In a 58 game stretch in which played most everyday (he amassed 49 starts), the supposed fourth outfielder cracked 8 HRs on his way to posting a .282/.347/.462 line (including an .889 OPS against lefties) – and quickly became one of the bright spots in what otherwise became another waste of a Mike Trout pre-arbitration year for the Angels franchise. Calhoun’s performance too, made quite the impression on the team’s GM Jerry Dipoto, who demonstrated his faith in the right fielder’s emergence by trading away fellow outfield competition Mark Trumbo and Peter Bourjos, upgrading the roster in other areas while clearing the way for Kole to breakout in 2014. As if his actions weren’t a vote of confidence enough, Dipoto took added his voice to the matter this Spring, saying of Calhoun “He does a lot of things well.

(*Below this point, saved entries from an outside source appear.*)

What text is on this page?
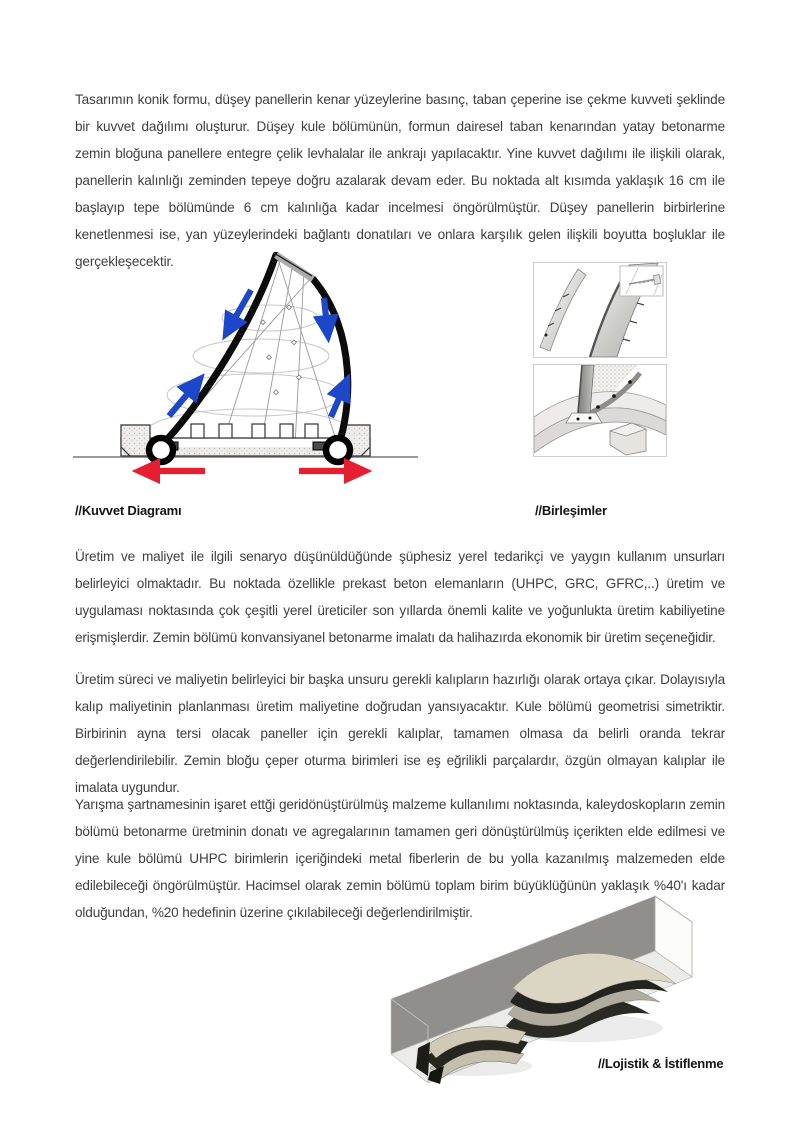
Tasarımın konik formu, düşey panellerin kenar yüzeylerine basınç, taban çeperine ise çekme kuvveti şeklinde bir kuvvet dağılımı oluşturur. Düşey kule bölümünün, formun dairesel taban kenarından yatay betonarme zemin bloğuna panellere entegre çelik levhalalar ile ankrajı yapılacaktır. Yine kuvvet dağılımı ile ilişkili olarak, panellerin kalınlığı zeminden tepeye doğru azalarak devam eder. Bu noktada alt kısımda yaklaşık 16 cm ile başlayıp tepe bölümünde 6 cm kalınlığa kadar incelmesi öngörülmüştür. Düşey panellerin birbirlerine kenetlenmesi ise, yan yüzeylerindeki bağlantı donatıları ve onlara karşılık gelen ilişkili boyutta boşluklar ile gerçekleşecektir.

Üretim ve maliyet ile ilgili senaryo düşünüldüğünde şüphesiz yerel tedarikçi ve yaygın kullanım unsurları belirleyici olmaktadır. Bu noktada özellikle prekast beton elemanların (UHPC, GRC, GFRC,..) üretim ve uygulaması noktasında çok çeşitli yerel üreticiler son yıllarda önemli kalite ve yoğunlukta üretim kabiliyetine erişmişlerdir. Zemin bölümü konvansiyanel betonarme imalatı da halihazırda ekonomik bir üretim seçeneğidir.

Üretim süreci ve maliyetin belirleyici bir başka unsuru gerekli kalıpların hazırlığı olarak ortaya çıkar. Dolayısıyla kalıp maliyetinin planlanması üretim maliyetine doğrudan yansıyacaktır. Kule bölümü geometrisi simetriktir. Birbirinin ayna tersi olacak paneller için gerekli kalıplar, tamamen olmasa da belirli oranda tekrar değerlendirilebilir. Zemin bloğu çeper oturma birimleri ise eş eğrilikli parçalardır, özgün olmayan kalıplar ile imalata uygundur.

Yarışma şartnamesinin işaret ettği geridönüştürülmüş malzeme kullanılımı noktasında, kaleydoskopların zemin bölümü betonarme üretminin donatı ve agregalarının tamamen geri dönüştürülmüş içerikten elde edilmesi ve yine kule bölümü UHPC birimlerin içeriğindeki metal fiberlerin de bu yolla kazanılmış malzemeden elde edilebileceği öngörülmüştür. Hacimsel olarak zemin bölümü toplam birim büyüklüğünün yaklaşık %40'ı kadar olduğundan, %20 hedefinin üzerine çıkılabileceği değerlendirilmiştir.

//Kuvvet Diagramı	//Birleşimler
//Lojistik & İstiflenme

He defends, he throws, he throws accurately, is a good baserunner, he swings, he’s got patience, he gets on base, he’s got power.” Not bad praise for a “grinder” 8th round pick who was expected to contribute little, if at all, at the big league level.

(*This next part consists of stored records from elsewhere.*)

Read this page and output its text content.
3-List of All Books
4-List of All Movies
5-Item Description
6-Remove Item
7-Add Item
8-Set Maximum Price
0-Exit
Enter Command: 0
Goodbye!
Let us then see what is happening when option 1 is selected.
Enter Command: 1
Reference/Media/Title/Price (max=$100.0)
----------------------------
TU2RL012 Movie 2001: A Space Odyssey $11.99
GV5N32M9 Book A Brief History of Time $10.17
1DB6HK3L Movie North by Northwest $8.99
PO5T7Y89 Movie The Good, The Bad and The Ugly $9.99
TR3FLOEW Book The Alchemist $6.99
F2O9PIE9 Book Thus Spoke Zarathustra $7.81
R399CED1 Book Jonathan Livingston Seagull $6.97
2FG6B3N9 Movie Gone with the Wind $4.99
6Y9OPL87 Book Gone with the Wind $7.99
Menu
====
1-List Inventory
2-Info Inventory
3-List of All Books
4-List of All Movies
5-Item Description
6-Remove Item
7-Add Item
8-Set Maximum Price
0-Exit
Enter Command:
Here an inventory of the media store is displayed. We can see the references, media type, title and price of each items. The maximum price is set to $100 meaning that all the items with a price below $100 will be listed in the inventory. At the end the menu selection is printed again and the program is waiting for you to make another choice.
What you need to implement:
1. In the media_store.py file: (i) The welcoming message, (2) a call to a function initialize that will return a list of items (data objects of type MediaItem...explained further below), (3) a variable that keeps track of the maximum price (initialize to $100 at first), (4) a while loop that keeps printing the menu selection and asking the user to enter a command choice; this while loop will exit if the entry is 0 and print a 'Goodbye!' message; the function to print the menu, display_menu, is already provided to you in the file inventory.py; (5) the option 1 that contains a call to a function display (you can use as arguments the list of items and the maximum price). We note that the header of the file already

Having dropped Trout into the 2-hole midway through last season, the leadoff position in manager Mike Scioscia’s batting order is open for Calhoun to win this spring. Of his chance, Scioscia recently was quoted in saying “I think Cole is definitely a candidate… Whoever is hitting in front of Mike has to be a player who, first, is able to take advantage of being challenged and, second, bring some on-base to the table with decent speed to where they aren’t clogging up the bases.” Barring a spring disaster, Kalhoun should win the role; last year he possessed both an above-average BB% (9.5) walk rate and a below-average SO% (18.5%) whilst also defying the platoon splits often associated with lefties (.356 wOBA vs LHP, .329 wOBA vs RHP). He’s no slouch when it comes to power either, his ISO of .210+ at every stop (discounting his .179 in 222 PA with LAA) deterring pitchers from simply attacking him over the plate. With adequate speed on the basepaths too, Calhoun seems ideally suited to be driven in by his outfield mates – filling a need which haunted the Angels after Trout’s move last year.
Given the opportunity, it’s hard not to envision the scrappy Calhoun succeeding as he has done at every level so far. At 26 already, he’s unlikely to be a future star, but a prominent role as an above-average regular is more than attainable this season – should he continue the play which surprised so many in 2013. Whether it’s because of the Mike Trout Magic Dust, or his “hard-nosed non-athletic grinder” attitude, Calhoun seems ready to once and for all cast off the scouts’ dispersions. Watch for his breakout to poke out from under Trout’s mighty outfield shadow; unheralded as ever, Calhoun is coming.